Here are three ways to help protect your remote workers and secure your organization’s data
1. Device Level Encryption
For many years, encryption has been a standard practice to help protect sensitive data from prying eyes. However, not all devices have device-level encryption settings turned on as a default. If you are an organization that is beholden to compliance, encryption helps to meet those requirements. With added endpoint security, you will have device management, centralized deployment, policy administration, and audit reporting capabilities for all devices associated with your network. This means that if a remote worker’s device becomes compromised, your company’s sensitive data will remain safe, and the infection will be isolated from the rest of your corporate network.
2. Managed Security
Security applications and devices, such as firewalls and Virtual Private Networks (VPNs), are an integral part of any layered security environment. Although these systems generally prevent unauthorized access to and from your network, the virtual alerts and threat identification that they provide usually remain unmonitored. To be effective, remote workers need to have confidence in their data protection systems when signing into their respective networks. Having 24/7 managed security affords your organization a more vigorous defence against potential threat actors. With Jolera’s layered managed security approach, your organization will have real-time alerting on threats filtered through our Security Information Event Management (SIEM) system. In addition to automated protection, live agents will analyze and remediate these threats through our Network Operations Centre (NOC) and Security Operations Centre (SOC).

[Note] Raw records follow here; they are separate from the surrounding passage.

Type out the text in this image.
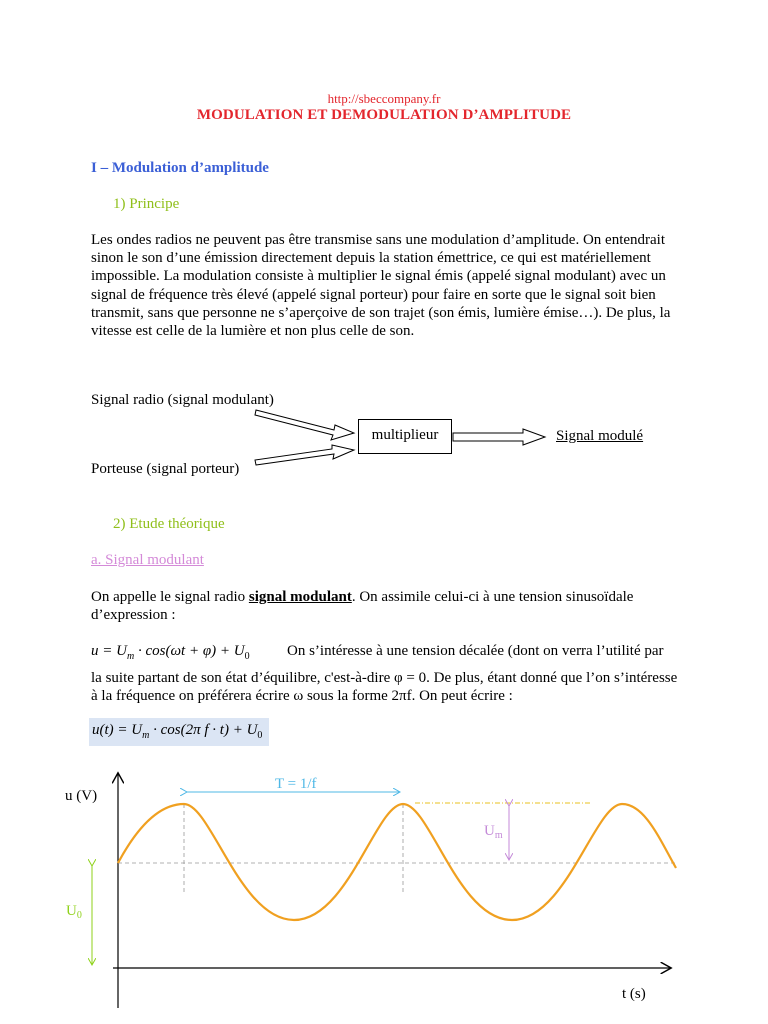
http://sbeccompany.fr
MODULATION ET DEMODULATION D’AMPLITUDE
I – Modulation d’amplitude
1) Principe
Les ondes radios ne peuvent pas être transmise sans une modulation d’amplitude. On entendrait sinon le son d’une émission directement depuis la station émettrice, ce qui est matériellement impossible. La modulation consiste à multiplier le signal émis (appelé signal modulant) avec un signal de fréquence très élevé (appelé signal porteur) pour faire en sorte que le signal soit bien transmit, sans que personne ne s’aperçoive de son trajet (son émis, lumière émise…). De plus, la vitesse est celle de la lumière et non plus celle de son.
Signal radio (signal modulant)
Porteuse (signal porteur)
multiplieur	Signal modulé
2) Etude théorique
a. Signal modulant
On appelle le signal radio signal modulant. On assimile celui-ci à une tension sinusoïdale d’expression :
$u = U_m \cdot \cos(\omega t + \varphi) + U_0$ On s’intéresse à une tension décalée (dont on verra l’utilité par
la suite partant de son état d’équilibre, c'est-à-dire φ = 0. De plus, étant donné que l’on s’intéresse à la fréquence on préférera écrire ω sous la forme 2πf. On peut écrire :
$u(t) = U_m \cdot \cos(2\pi$ $f \cdot t) + U_0$
u (V)
t (s)
T = 1/f
$U_m$
$U_0$
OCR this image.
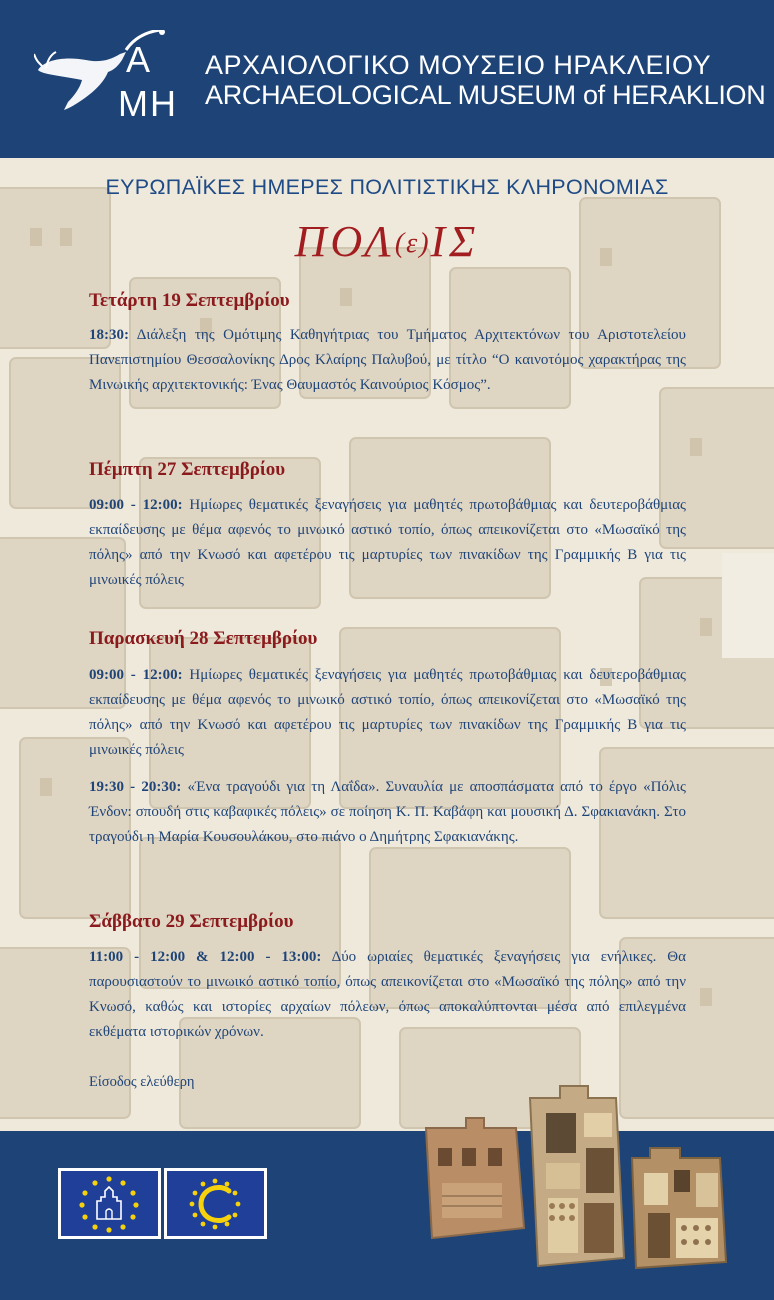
Α
ΜΗ
ΑΡΧΑΙΟΛΟΓΙΚΟ ΜΟΥΣΕΙΟ ΗΡΑΚΛΕΙΟΥ
ARCHAEOLOGICAL MUSEUM of HERAKLION
ΕΥΡΩΠΑΪΚΕΣ ΗΜΕΡΕΣ ΠΟΛΙΤΙΣΤΙΚΗΣ ΚΛΗΡΟΝΟΜΙΑΣ
ΠΟΛ(ε)ΙΣ
Τετάρτη 19 Σεπτεμβρίου
18:30: Διάλεξη της Ομότιμης Καθηγήτριας του Τμήματος Αρχιτεκτόνων του Αριστοτελείου Πανεπιστημίου Θεσσαλονίκης Δρος Κλαίρης Παλυβού, με τίτλο “Ο καινοτόμος χαρακτήρας της Μινωικής αρχιτεκτονικής: Ένας Θαυμαστός Καινούριος Κόσμος”.
Πέμπτη 27 Σεπτεμβρίου
09:00 - 12:00: Ημίωρες θεματικές ξεναγήσεις για μαθητές πρωτοβάθμιας και δευτεροβάθμιας εκπαίδευσης με θέμα αφενός το μινωικό αστικό τοπίο, όπως απεικονίζεται στο «Μωσαϊκό της πόλης» από την Κνωσό και αφετέρου τις μαρτυρίες των πινακίδων της Γραμμικής Β για τις μινωικές πόλεις
Παρασκευή 28 Σεπτεμβρίου
09:00 - 12:00: Ημίωρες θεματικές ξεναγήσεις για μαθητές πρωτοβάθμιας και δευτεροβάθμιας εκπαίδευσης με θέμα αφενός το μινωικό αστικό τοπίο, όπως απεικονίζεται στο «Μωσαϊκό της πόλης» από την Κνωσό και αφετέρου τις μαρτυρίες των πινακίδων της Γραμμικής Β για τις μινωικές πόλεις
19:30 - 20:30: «Ένα τραγούδι για τη Λαΐδα». Συναυλία με αποσπάσματα από το έργο «Πόλις Ένδον: σπουδή στις καβαφικές πόλεις» σε ποίηση Κ. Π. Καβάφη και μουσική Δ. Σφακιανάκη. Στο τραγούδι η Μαρία Κουσουλάκου, στο πιάνο ο Δημήτρης Σφακιανάκης.
Σάββατο 29 Σεπτεμβρίου
11:00 - 12:00 & 12:00 - 13:00: Δύο ωριαίες θεματικές ξεναγήσεις για ενήλικες. Θα παρουσιαστούν το μινωικό αστικό τοπίο, όπως απεικονίζεται στο «Μωσαϊκό της πόλης» από την Κνωσό, καθώς και ιστορίες αρχαίων πόλεων, όπως αποκαλύπτονται μέσα από επιλεγμένα εκθέματα ιστορικών χρόνων.
Είσοδος ελεύθερη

3. Mobile Device Management
Mobile device management (MDM) enables organizations to ensure its remote workers’ data is always protected. The great thing about MDM is that it can integrate with services such as Office 365 and the Active Directory to control who has access and what they have access to within your network. MDM solutions also provide the ability to set rules and configure settings on personal devices to allow users to securely access company data and networks. MDM can deploy and authenticate apps on devices, both on-premises and remotely.
When deployed properly, MDM can increase the security of devices tenfold by pushing certificates to devices that are in the field, while preparing reports on these users and their devices for compliance purposes. It can also remotely wipe the device if it’s found that the device has been lost or stolen or deemed not in use by the organization.
Each of these security layers can help to protect sensitive data from breaches and threat actors. Managing a remote IT environment means that organizations require a 24/7/365 approach that includes monitoring, support, troubleshooting, maintenance, reporting and asset management for all end-user devices. The need for remote support and network security has become an essential part of business operations.